What Is Analysis Paralysis?

How to Avoid Decision-Making Pitfalls by Taking Action

Addressing customer needs is to truly understand the customer through data. Sounds simple right? Sadly, companies are accumulating and scrutinizing so much data that it can often become overwhelming – a paralysis of sorts.

image of person sitting in front of a laptop with paper flying everywhere

Introduction

Analysis Paralysis may sound like a new Radiohead song. Still, to no surprise, it’s a genuine hardship that ultimately inhibits the health of our decision-making powers, the health of our business outcomes, and the health of ourselves.

This article looks at the principal causes of data paralysis, what these challenges have in common, the negative consequences – from both a professional and personal perspective – and why action is the light at the end of the tunnel.

What Is Analysis Paralysis and What Causes It?

Also known as Data Paralysis, this problem is essentially a severe form of procrastination. If the Action Gap – the failure to link customer data and analysis with action – is the most significant new challenge in CX, then data paralysis is undoubtedly one of the significant contributors.

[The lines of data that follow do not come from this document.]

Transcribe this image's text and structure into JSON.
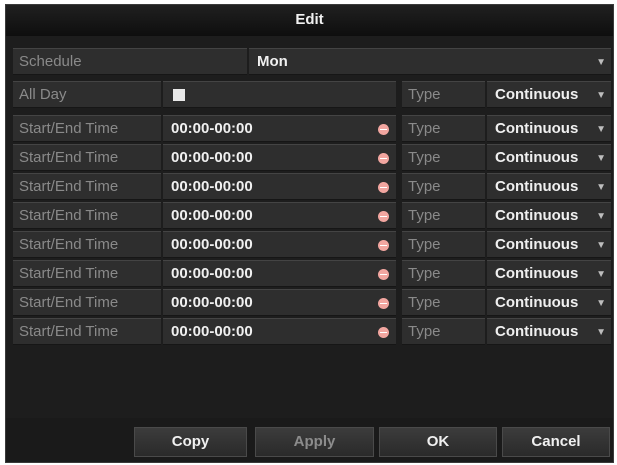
{
  "dialog": {
    "title": "Edit"
  },
  "schedule": {
    "label": "Schedule",
    "value": "Mon"
  },
  "all_day": {
    "label": "All Day",
    "checked": false,
    "type_label": "Type",
    "type_value": "Continuous"
  },
  "time_rows": [
    {
      "label": "Start/End Time",
      "time": "00:00-00:00",
      "type_label": "Type",
      "type_value": "Continuous"
    },
    {
      "label": "Start/End Time",
      "time": "00:00-00:00",
      "type_label": "Type",
      "type_value": "Continuous"
    },
    {
      "label": "Start/End Time",
      "time": "00:00-00:00",
      "type_label": "Type",
      "type_value": "Continuous"
    },
    {
      "label": "Start/End Time",
      "time": "00:00-00:00",
      "type_label": "Type",
      "type_value": "Continuous"
    },
    {
      "label": "Start/End Time",
      "time": "00:00-00:00",
      "type_label": "Type",
      "type_value": "Continuous"
    },
    {
      "label": "Start/End Time",
      "time": "00:00-00:00",
      "type_label": "Type",
      "type_value": "Continuous"
    },
    {
      "label": "Start/End Time",
      "time": "00:00-00:00",
      "type_label": "Type",
      "type_value": "Continuous"
    },
    {
      "label": "Start/End Time",
      "time": "00:00-00:00",
      "type_label": "Type",
      "type_value": "Continuous"
    }
  ],
  "buttons": {
    "copy": "Copy",
    "apply": "Apply",
    "ok": "OK",
    "cancel": "Cancel"
  },
  "icons": {
    "dropdown": "chevron-down-icon",
    "clock": "clock-icon",
    "checkbox": "checkbox-icon"
  },
  "colors": {
    "background": "#1d1d1d",
    "cell": "#2e2e2e",
    "label": "#8a8a8a",
    "value": "#f0f0f0",
    "clock": "#f2a6a0"
  }
}
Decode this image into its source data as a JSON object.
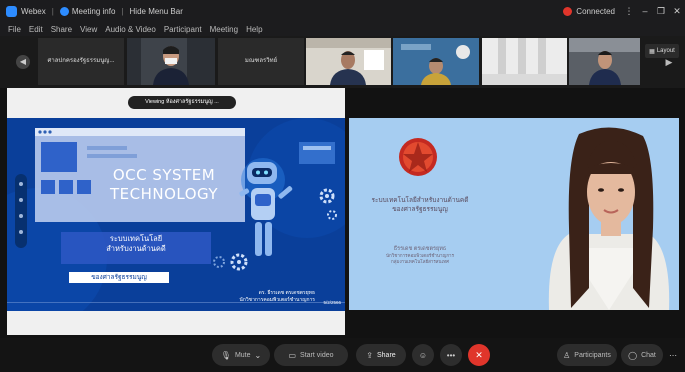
{
  "titlebar": {
    "app": "Webex",
    "meeting_info": "Meeting info",
    "hide_menu": "Hide Menu Bar",
    "status": "Connected",
    "more": "⋮",
    "minimize": "–",
    "maximize": "❐",
    "close": "✕"
  },
  "menu": [
    "File",
    "Edit",
    "Share",
    "View",
    "Audio & Video",
    "Participant",
    "Meeting",
    "Help"
  ],
  "participants_strip": {
    "tiles": [
      {
        "name": "ศาลปกครองรัฐธรรมนูญ..."
      },
      {
        "name": ""
      },
      {
        "name": "มณฑลรวิทย์"
      },
      {
        "name": ""
      },
      {
        "name": ""
      },
      {
        "name": ""
      },
      {
        "name": ""
      }
    ],
    "layout_label": "Layout"
  },
  "share": {
    "viewing_label": "Viewing ห้องศาลรัฐธรรมนูญ ...",
    "slide": {
      "title_line1": "OCC SYSTEM",
      "title_line2": "TECHNOLOGY",
      "thai_box_line1": "ระบบเทคโนโลยี",
      "thai_box_line2": "สำหรับงานด้านคดี",
      "org_label": "ของศาลรัฐธรรมนูญ",
      "presenter_line1": "ดร. ธีรรเดช ตรเดชตรยุทธ",
      "presenter_line2": "นักวิชาการคอมพิวเตอร์ชำนาญการ",
      "date": "5/2/2566"
    }
  },
  "speaker": {
    "line1": "ระบบเทคโนโลยีสำหรับงานด้านคดี",
    "line2": "ของศาลรัฐธรรมนูญ",
    "name": "ธีรรเดช ตรเดชตรยุทธ",
    "role1": "นักวิชาการคอมพิวเตอร์ชำนาญการ",
    "role2": "กลุ่มงานเทคโนโลยีสารสนเทศ"
  },
  "toolbar": {
    "mute": "Mute",
    "start_video": "Start video",
    "share": "Share",
    "participants": "Participants",
    "chat": "Chat",
    "end": "✕"
  },
  "colors": {
    "accent": "#2d8cff",
    "end": "#e0352b",
    "slide_bg": "#0a3f9a",
    "speaker_bg": "#a6cdf1"
  }
}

In the 2022 action management study, customer experience leaders voiced their most significant challenges when collecting and analyzing customer information.

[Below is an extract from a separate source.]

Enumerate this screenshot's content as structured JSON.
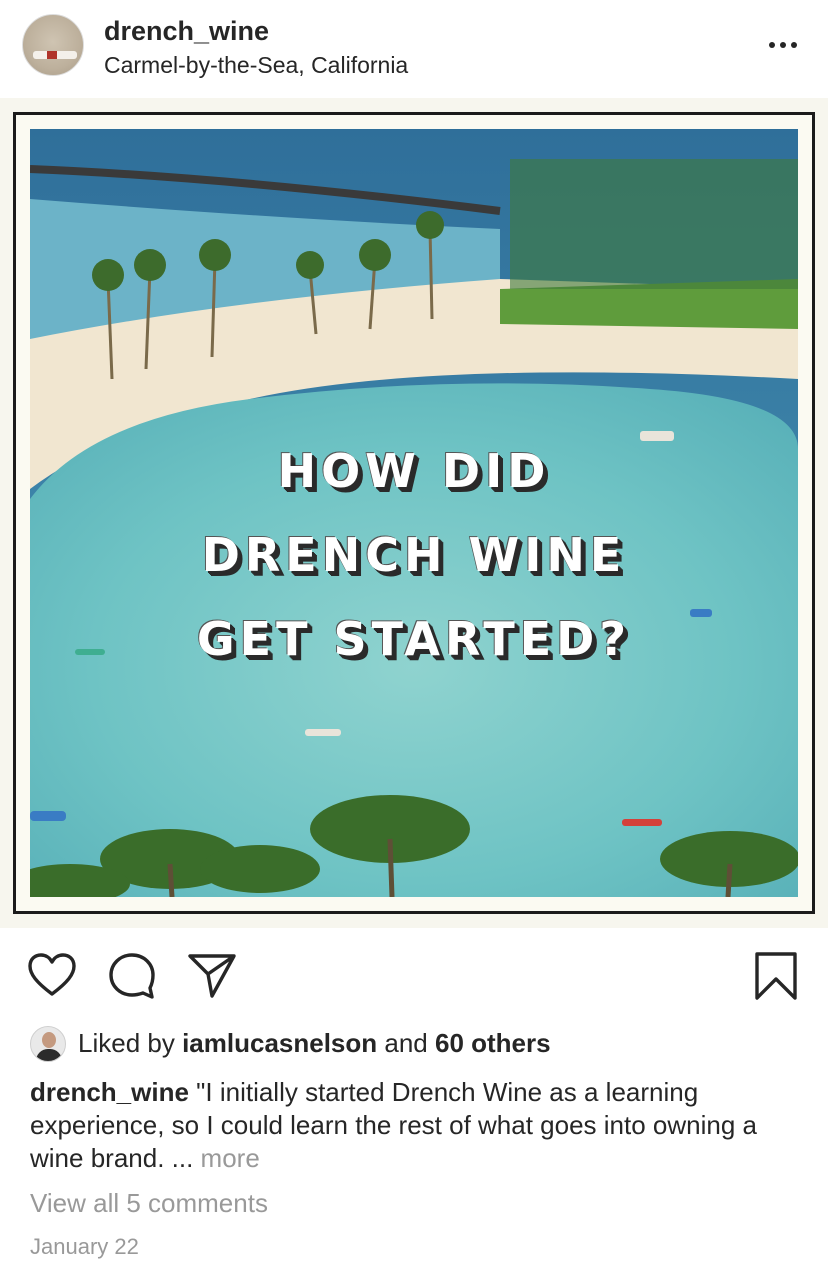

The main obstacles in analyzing custom data in CX are:

    1. Data not propagating across the company
    2. Lack of data analysts
    3. Difficulty identifying drivers and priorities
    4. Siloed data
    5. Overwhelmed by too many dashboards
    6. Too much data and noise

All of these obstructions are directly or indirectly tied to analysis paralysis. So let’s break down some of the major causes.

Difficulty Managing Vast Amounts of Data

Currently, over 40 zettabytes of digital information exist globally and is expected to grow to 180 zettabytes by 2025 – accelerated by remote working and remote learning.

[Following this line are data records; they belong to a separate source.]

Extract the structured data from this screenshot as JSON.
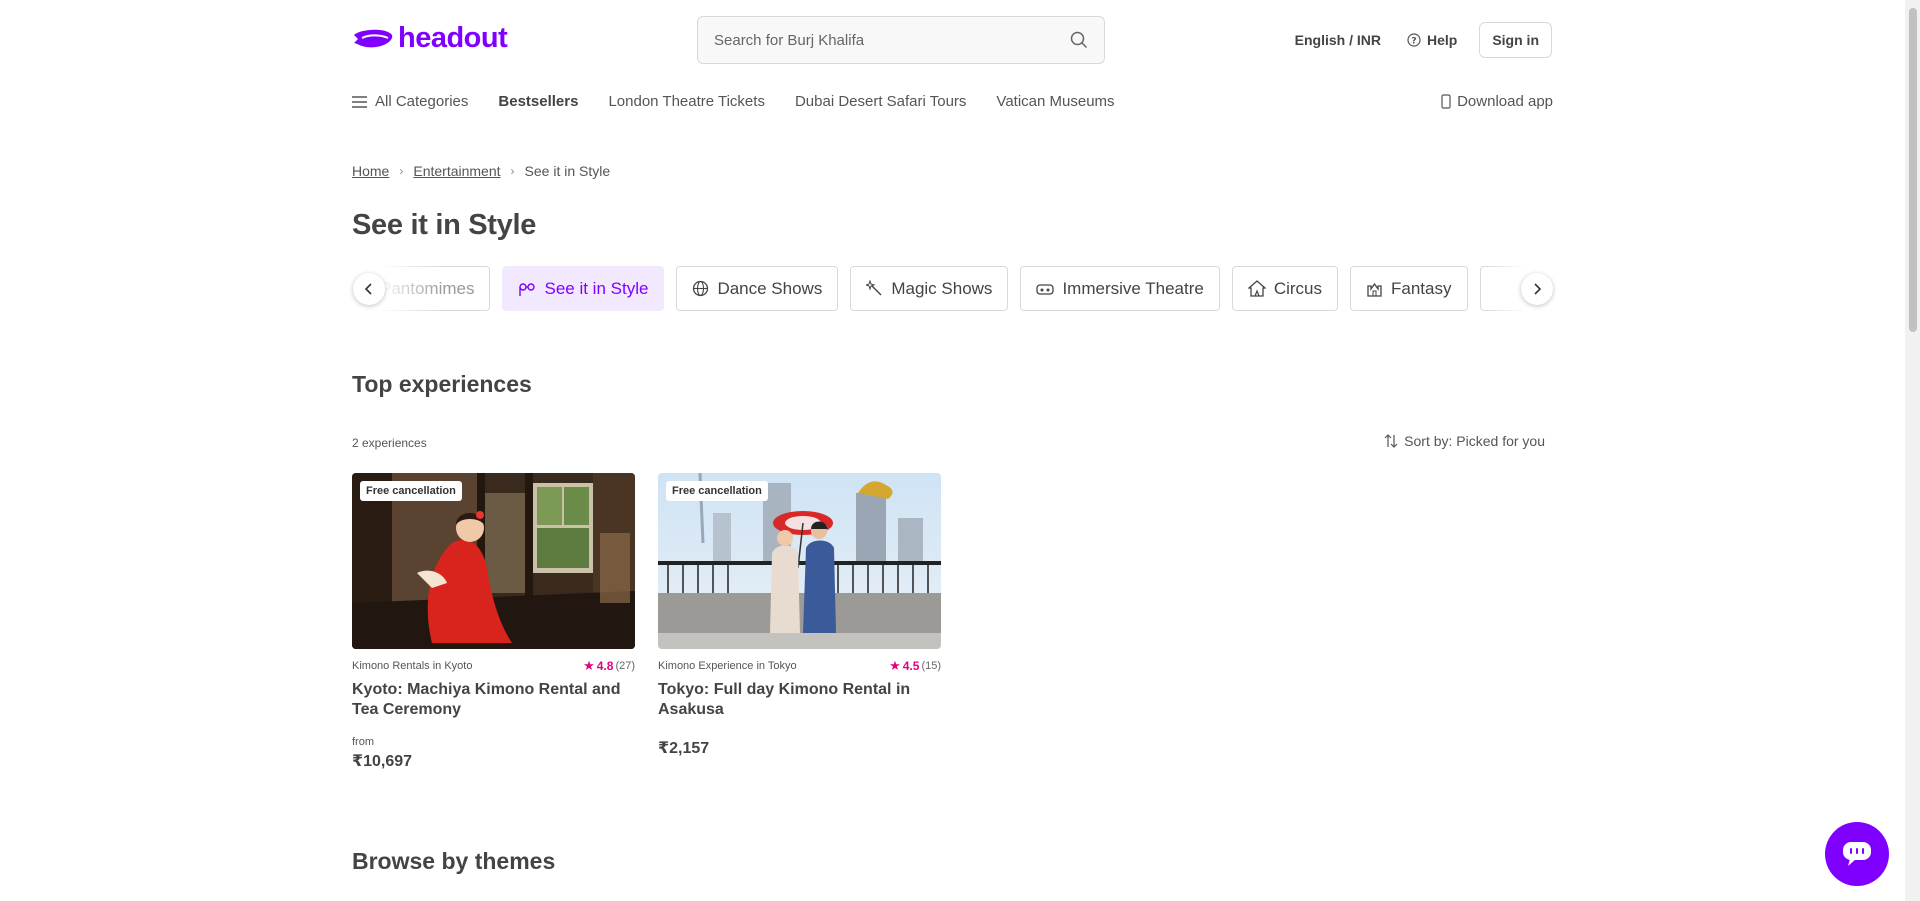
{
  "header": {
    "logo_text": "headout",
    "brand_color": "#8000ff",
    "search_placeholder": "Search for Burj Khalifa",
    "language_currency": "English / INR",
    "help": "Help",
    "sign_in": "Sign in"
  },
  "nav": {
    "items": [
      "All Categories",
      "Bestsellers",
      "London Theatre Tickets",
      "Dubai Desert Safari Tours",
      "Vatican Museums"
    ],
    "download_app": "Download app"
  },
  "breadcrumb": {
    "items": [
      "Home",
      "Entertainment",
      "See it in Style"
    ]
  },
  "page_title": "See it in Style",
  "categories": {
    "chips": [
      {
        "label": "Pantomimes",
        "icon": "mask-icon"
      },
      {
        "label": "See it in Style",
        "icon": "glasses-icon"
      },
      {
        "label": "Dance Shows",
        "icon": "globe-icon"
      },
      {
        "label": "Magic Shows",
        "icon": "magic-wand-icon"
      },
      {
        "label": "Immersive Theatre",
        "icon": "vr-headset-icon"
      },
      {
        "label": "Circus",
        "icon": "circus-tent-icon"
      },
      {
        "label": "Fantasy",
        "icon": "castle-icon"
      }
    ],
    "active": "See it in Style"
  },
  "top_experiences": {
    "title": "Top experiences",
    "count": "2 experiences",
    "sort_label": "Sort by: Picked for you",
    "cards": [
      {
        "badge": "Free cancellation",
        "category": "Kimono Rentals in Kyoto",
        "rating": "4.8",
        "reviews": "(27)",
        "title": "Kyoto: Machiya Kimono Rental and Tea Ceremony",
        "price_prefix": "from",
        "price": "₹10,697"
      },
      {
        "badge": "Free cancellation",
        "category": "Kimono Experience in Tokyo",
        "rating": "4.5",
        "reviews": "(15)",
        "title": "Tokyo: Full day Kimono Rental in Asakusa",
        "price": "₹2,157"
      }
    ]
  },
  "browse_title": "Browse by themes",
  "colors": {
    "rating": "#e6007e",
    "active_chip_bg": "#f3e9ff",
    "text": "#444444"
  }
}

That’s the equivalent of streaming the entire Netflix catalog half a million times or every human on the planet tweeting for 18,000 years. Happy New Year, 20023!

The sheer volume of information we collect from endless sources, including customer data, has become progressively complicated and overwhelming to manage and analyze. This can result in a frozen state of inaction when making choices and decisions, caused by frustration, confusion, lack of understanding, and the fear of failing.

Over-Analyzing and Over-Thinking

This is a road we’ve all traveled before. You’re experiencing dashboard fatigue, with your eyes glued to a screen of overcrowded and sometimes poorly curated information – uncertain which metrics or insights will influence your decision-making, zapping time, energy, and resources.

This results in over-analyzing data to try and extract the answers you need. Agonizing over every detail and over-thinking the endless alternatives and solutions to the problem you’re trying to solve.

When it comes to actions and decisions, this is a road to nowhere.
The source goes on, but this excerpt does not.